Imediatamente o corpo que parecia dividir-se entre Heliode e Dimir, agindo sempre descoordenadamente, demonstrou habilidade e fluidez nos movimentos ao conjurar um portal mágico visual. Um meio de comunicação através de magia.

Aegis tomou a frente.

– Rei dos Deuses! – Chamou. – A vida encontra-se ameaçada pela traição. Precisamos do poder das gemas para detê-lo.

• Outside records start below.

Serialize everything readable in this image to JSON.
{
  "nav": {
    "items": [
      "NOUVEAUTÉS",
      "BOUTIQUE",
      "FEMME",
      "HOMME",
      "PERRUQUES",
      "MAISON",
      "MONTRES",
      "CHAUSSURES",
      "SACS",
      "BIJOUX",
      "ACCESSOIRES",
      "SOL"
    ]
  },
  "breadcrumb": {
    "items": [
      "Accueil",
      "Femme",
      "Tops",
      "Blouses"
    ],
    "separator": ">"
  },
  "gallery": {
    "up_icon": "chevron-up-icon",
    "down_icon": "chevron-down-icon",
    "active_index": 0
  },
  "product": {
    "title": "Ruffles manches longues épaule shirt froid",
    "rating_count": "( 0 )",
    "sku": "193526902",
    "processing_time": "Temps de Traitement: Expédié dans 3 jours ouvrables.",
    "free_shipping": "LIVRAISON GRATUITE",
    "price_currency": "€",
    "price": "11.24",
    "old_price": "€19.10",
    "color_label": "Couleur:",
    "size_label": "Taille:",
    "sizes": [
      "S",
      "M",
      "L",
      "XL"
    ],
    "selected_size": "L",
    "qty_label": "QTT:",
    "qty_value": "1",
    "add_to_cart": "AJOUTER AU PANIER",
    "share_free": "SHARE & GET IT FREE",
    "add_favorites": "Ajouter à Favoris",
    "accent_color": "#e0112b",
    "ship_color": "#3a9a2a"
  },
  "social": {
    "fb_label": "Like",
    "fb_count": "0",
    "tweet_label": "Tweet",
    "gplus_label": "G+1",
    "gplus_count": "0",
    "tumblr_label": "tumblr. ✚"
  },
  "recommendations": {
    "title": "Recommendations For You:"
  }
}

A sombra do outro lado pareceu mover-se, mas não saiu da escuridão.

– E por que eu daria a minha para vocês? Lutamos para proteger nossa existência através da nossa gema.

– Porque vocês também morrerão se a essência vital se for. Passaram-se muitos milênios desde que as essências divinas passaram a existir, mas os deuses vieram depois delas. Um deus precisa de sua fonte vital para existir, mas além disso, ele precisa de mortais depositando fé neles.

– E quem é você para saber tanto sobre nós?

– Aegis, o andarilho interplanar.

– Ah, ouvimos falar de você! Conte mais sobre o que supostamente sabe.

– Sei que separadamente, vocês me dariam as gemas, mas unidos, um confunde o outro e nenhum dos dois sabe de nada!

– SABE REALMENTE O PODER QUE TEMOS?

Doc interrompeu.

– Vocês não têm poder nenhum. No mundo como está, caos e ordem se misturam e se confundem, por isso vocês estão assim. Mas o segredo que vocês escondem aí dentro é mais do que isso. Vocês viram o que sua gema se tornou e escondem-na por isso. Não há mais gema do caos e nem da ordem, não é?

– Heliode. Dimir. Tirem esses loucos daqui, preciso dormir – o deus disse com calma.

– Pode nos levar, mas antes me dê o real motivo de vocês dois se darem tão bem no mesmo corpo. Me dê a Gema da Harmonia.